Una scena barocca e decadente, un tribunale fatiscente, cupo, memoria di sottosuolo. Ivan libero pensatore che sostiene l’amoralità del mondo, ateo, pessimista, nichilista, è lui in realtà a spingere all’omicidio Smerdjakòv, l’assassino del padre. Il superamento della legge morale di Ivan è connesso alla vicenda di Raskòl’nikov in “Delitto e castigo”. Qui ritroviamo lo sdoppiamento della personalità nell’incubo di Ivan, presente negli altri scritti di Dostoevskij; la “malattia della coscienza” e la “filosofia del sottosuolo” che rievoca le “Memorie dal sottosuolo”. Ivan, Alëša, Mitja sono tre tappe del cammino morale, tre aspetti della personalità di Dostoevskij. Ivan nega l’opera di Dio in nome delle sofferenze terrene, specialmente quelle dei bambini, gli innocenti. Nel Grande Inquisitore, alta enunciazione della contrapposizione tra libertà e costrizione, tra sentimento e ragione, il dilemma è lasciato aperto. Ivan, al pensiero di essere moralmente colpevole del delitto commesso da Smerdjakòv, perde la ragione. L’uomo non può sostituirsi a Dio, come vorrebbero i Raskol’nikov, gli Ivan, i nichilisti. Dostoevskij condanna il nichilismo, e mostra la tempesta di dubbi dell’uomo moderno. Oltre la negazione, l’uomo della crisi possiede anche valori positivi e questo dialogo costante è l’uomo. Le antinomie del grande scrittore russo sono ancora attuali: la psiche umana è imperfetta, l’anima, lacerata, è a caccia dell’armonia, combattuta tra il bene e il male. “La vera vita degli uomini e delle cose comincia soltanto dopo la loro scomparsa …” è una frase di Nathalie Sarraute che Orsini inserisce nello spettacolo.

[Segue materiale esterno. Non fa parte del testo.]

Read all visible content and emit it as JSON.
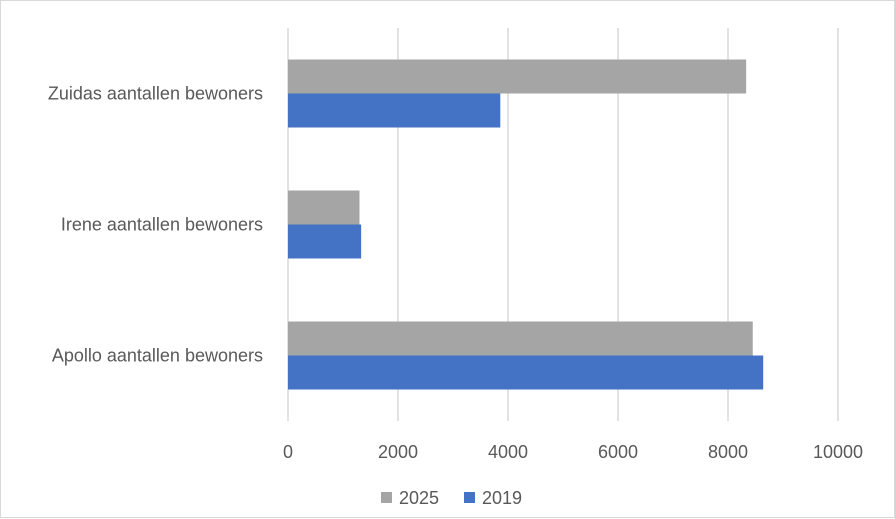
{
  "chart_data": {
    "type": "bar",
    "orientation": "horizontal",
    "categories": [
      "Apollo aantallen bewoners",
      "Irene aantallen  bewoners",
      "Zuidas aantallen bewoners"
    ],
    "series": [
      {
        "name": "2025",
        "color": "#a5a5a5",
        "values": [
          8450,
          1300,
          8330
        ]
      },
      {
        "name": "2019",
        "color": "#4472c4",
        "values": [
          8640,
          1330,
          3860
        ]
      }
    ],
    "xlim": [
      0,
      10000
    ],
    "xticks": [
      "0",
      "2000",
      "4000",
      "6000",
      "8000",
      "10000"
    ],
    "grid": true,
    "legend_position": "bottom"
  }
}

Ivan parla ad uno specchio, scena che ricorda la follia di Ivan nell’ultima puntata del memorabile sceneggiato di Bolchi. Personaggio imprendibile, tormentato, filosofo, parlerà di Cristo ritornato sulla terra e di un vecchio inquisitore spagnolo che crede che Egli si meriti il rogo. Come può aver creato gli uomini così imperfetti? Perché l’uomo è così incapace di gestire la propria libertà? Si ode la voce fuori scena di Orsini, trasmessa da uno strano marchingegno, la voce dell’attore interprete dello sceneggiato Rai. Dall’alto cadono carte processuali nella vetusta e cupa aula, nell’eterno presente di un personaggio incompiuto, scenografia perfetta ed emozionale di Giacomo Andrico, così come perfetti sono le luci di Carlo Pediani, i costumi di Daniele Gelsi, il suono di Alessandro Saviozzi. Soprattutto perfetta, magistrale è la recitazione di Orsini, maestro dei maestri, che restituisce tutta la complessità, la problematicità, la grandezza di un personaggio che bussa ancora alla nostra coscienza interrogandoci. Standing ovation ad ogni replica.